The Arctic region has long been admired globally as an example of good governance, one characterised by peaceful cooperation and engagement. The is partly because the region has not been a potential geopolitical flashpoint for any armed conflict since the Cold War. But in recent years, this dynamic has changed. The dramatic effects of climate change have been most noticeable in the Arctic. The melting of the ice caps has opened new commercial opportunities in transport and energy, making the region of interest for the largest economies in the world who are now asserting themselves firmly in the region. These manoeuvres are likely to have global geopolitical ramifications.

The Arctic is home to some 22% of the world's natural undiscovered oil and gas reserves, and the thawing process has also opened the region up to transportation, paving the way for energy exploitation and transportation. This has coincided with a key period in the depletion of conventional fossil reserves elsewhere, particularly for Arctic nations. For the USA, conventional fossils are expected to run out in the upcoming decades, whilst Norwegian and the British reserves are expected run out in less than a decade. According to some estimates, Russia's energy reserves are expected to begin running out by 2030 . For these nations the Arctic has emerged as a crucial strategic asset for energy security and economic growth. These accelerating changes are reshaping the geopolitics of the region, Russia, Denmark, Norway, Canada and the US, have made territorial claims in the region; crucially, these claims are less about territory and more about energy riches.

Moreover, Arctic sea routes are another huge asset to Arctic nations. Journey times via the Northern Sea Route between the Pacific and Europe are a third shorter. Providing the world's largest shipping fleets reduced journey times would have major consequences for global trade, 90% of which is transported through maritime routes. Russia has been at the forefront of advancing its Arctic interests; it was amongst the first to submit territorial claims to the UN, and is actively pursuing the potential of the Northern Sea Routes. For Russia, maintaining its global dominance in the energy world is fundamental to its geopolitical standing and enhanced energy transportation offers it the added potential to rival the Suez Canal in connecting the two most dominant shipping blocks in the world; Europe and the Pacific.
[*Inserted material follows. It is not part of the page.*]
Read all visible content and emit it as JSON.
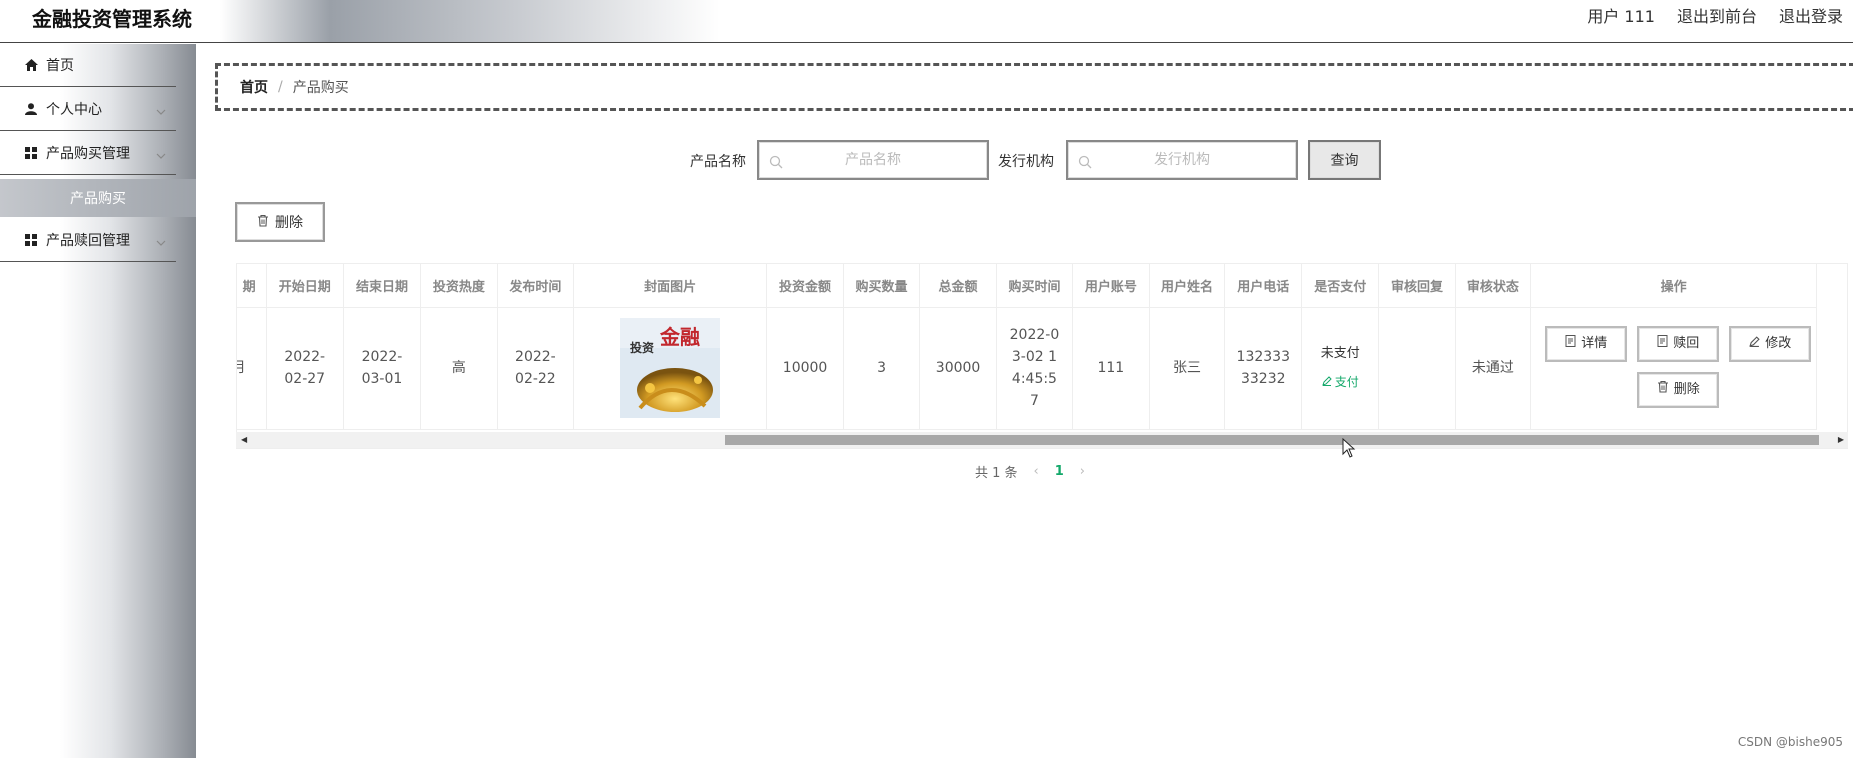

As these changes in the Arctic become more noticeable, the prospect of a geopolitical stand-off becomes greater. What's more, the crisis in Ukraine has become a catalyst for a potential confrontation in the high seas between the Arctic states; something that would have devastating global ripple effects. The Ukraine crisis has already led to a sharp increase in the militarisation of the Arctic region, with Russia declaring large swathes of Arctic waters as a military priority zone and conducting regular military drills in the a region long been coveted by the US, Canada, Norway and Denmark.
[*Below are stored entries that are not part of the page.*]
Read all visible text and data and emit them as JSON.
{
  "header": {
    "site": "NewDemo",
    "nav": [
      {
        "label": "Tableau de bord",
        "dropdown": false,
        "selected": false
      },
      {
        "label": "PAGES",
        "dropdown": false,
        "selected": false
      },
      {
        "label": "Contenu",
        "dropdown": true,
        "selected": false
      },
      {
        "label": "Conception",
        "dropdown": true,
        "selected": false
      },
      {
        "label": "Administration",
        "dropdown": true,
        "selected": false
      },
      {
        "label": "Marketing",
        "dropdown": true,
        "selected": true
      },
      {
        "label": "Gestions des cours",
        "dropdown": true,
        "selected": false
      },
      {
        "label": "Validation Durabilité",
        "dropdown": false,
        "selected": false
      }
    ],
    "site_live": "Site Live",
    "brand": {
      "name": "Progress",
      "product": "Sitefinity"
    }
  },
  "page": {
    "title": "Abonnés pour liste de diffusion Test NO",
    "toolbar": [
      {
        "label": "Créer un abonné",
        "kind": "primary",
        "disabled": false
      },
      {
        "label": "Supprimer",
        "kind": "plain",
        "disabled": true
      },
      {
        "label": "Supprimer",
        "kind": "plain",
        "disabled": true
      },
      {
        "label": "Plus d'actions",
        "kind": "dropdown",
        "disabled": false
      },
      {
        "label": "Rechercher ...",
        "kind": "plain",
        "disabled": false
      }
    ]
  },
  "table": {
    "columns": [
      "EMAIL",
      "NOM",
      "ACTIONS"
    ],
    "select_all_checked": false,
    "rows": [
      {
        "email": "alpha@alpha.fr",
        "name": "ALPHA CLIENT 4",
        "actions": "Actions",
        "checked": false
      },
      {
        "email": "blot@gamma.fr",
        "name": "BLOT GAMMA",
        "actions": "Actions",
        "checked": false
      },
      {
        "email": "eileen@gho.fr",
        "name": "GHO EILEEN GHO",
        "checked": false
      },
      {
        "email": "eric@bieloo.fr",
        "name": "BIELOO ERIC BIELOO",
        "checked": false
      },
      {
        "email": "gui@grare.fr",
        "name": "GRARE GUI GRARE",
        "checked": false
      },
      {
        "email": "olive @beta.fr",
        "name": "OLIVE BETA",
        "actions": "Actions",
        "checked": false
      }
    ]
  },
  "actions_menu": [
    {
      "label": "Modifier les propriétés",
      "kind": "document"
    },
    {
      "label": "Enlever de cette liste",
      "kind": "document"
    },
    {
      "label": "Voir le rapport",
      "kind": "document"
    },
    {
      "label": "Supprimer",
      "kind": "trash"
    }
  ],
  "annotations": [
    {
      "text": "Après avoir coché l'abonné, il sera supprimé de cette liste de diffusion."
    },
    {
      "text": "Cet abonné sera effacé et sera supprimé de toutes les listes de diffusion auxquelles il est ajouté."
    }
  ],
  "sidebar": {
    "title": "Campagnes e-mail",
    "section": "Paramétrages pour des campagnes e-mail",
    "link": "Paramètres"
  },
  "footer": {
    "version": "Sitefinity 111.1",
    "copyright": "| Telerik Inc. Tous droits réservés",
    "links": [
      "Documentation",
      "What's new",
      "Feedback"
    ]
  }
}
Behind this geopolitical posturing lies the simple reality of the pull of the Arctic's hydrocarbon resources. The recent drop in oil prices should not be seen as a permanent feature affecting the Arctic. Arctic energy has far more to do with the future of global energy resources and less to do with current energy markets. Indeed the biggest claimant of these resources will go on to shape the energy balance of the world as we enter a phase of accelerating depletion from existing resources. So far, it seems that the largest share of natural gas geographically lies in Russia's favour, with the lions share of oil geographically in America's favour.
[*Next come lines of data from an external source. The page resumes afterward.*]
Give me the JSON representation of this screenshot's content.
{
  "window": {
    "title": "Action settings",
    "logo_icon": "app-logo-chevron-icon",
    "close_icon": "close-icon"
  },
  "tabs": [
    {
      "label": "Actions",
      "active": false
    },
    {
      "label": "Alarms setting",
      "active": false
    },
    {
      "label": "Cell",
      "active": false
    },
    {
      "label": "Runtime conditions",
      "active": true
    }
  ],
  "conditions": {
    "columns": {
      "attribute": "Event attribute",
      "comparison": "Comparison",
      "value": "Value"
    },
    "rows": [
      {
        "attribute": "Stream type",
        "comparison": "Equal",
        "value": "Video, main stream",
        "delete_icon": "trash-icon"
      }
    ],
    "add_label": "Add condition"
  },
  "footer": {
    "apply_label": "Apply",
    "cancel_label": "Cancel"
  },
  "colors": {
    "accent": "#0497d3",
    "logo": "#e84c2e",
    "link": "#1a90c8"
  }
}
But as militarisation soars, and territorial disputes continue to go unresolved, the chances of disputes escalating into confrontation should not be underestimated. Whilst the Arctic council is seen as a reliable arbitrary organisation and much of the high Arctic seas are governed according to the UN Convention on the Laws of the Seas, the region has not yet been tested in on a scale that is not entirely infeasible given present and upcoming developments. This is complicated by the United States not being party to the UN Convention on the Laws of the Seas, raising the risk of confrontation as other nations refer directly to the UN convention to submit territorial claims with varying levels of success.

With the United States assuming chairmanship of the Arctic council, the Arctic region could enter a phase of tense and fragile international cooperation. The backdrop of the Ukraine crisis and swift changes in the Arctic region are expected to weigh down heavily on America's chairmanship. It is critical the Arctic council - a relatively successful institution for resolving international conflicts, remains free of international sabre-rattling so that a collective approach can be adopted to solve some of the complicated problems of territorial divisions and energy resources peacefully. The backdrop of Ukraine must not poison the positive spirit of the Arctic council.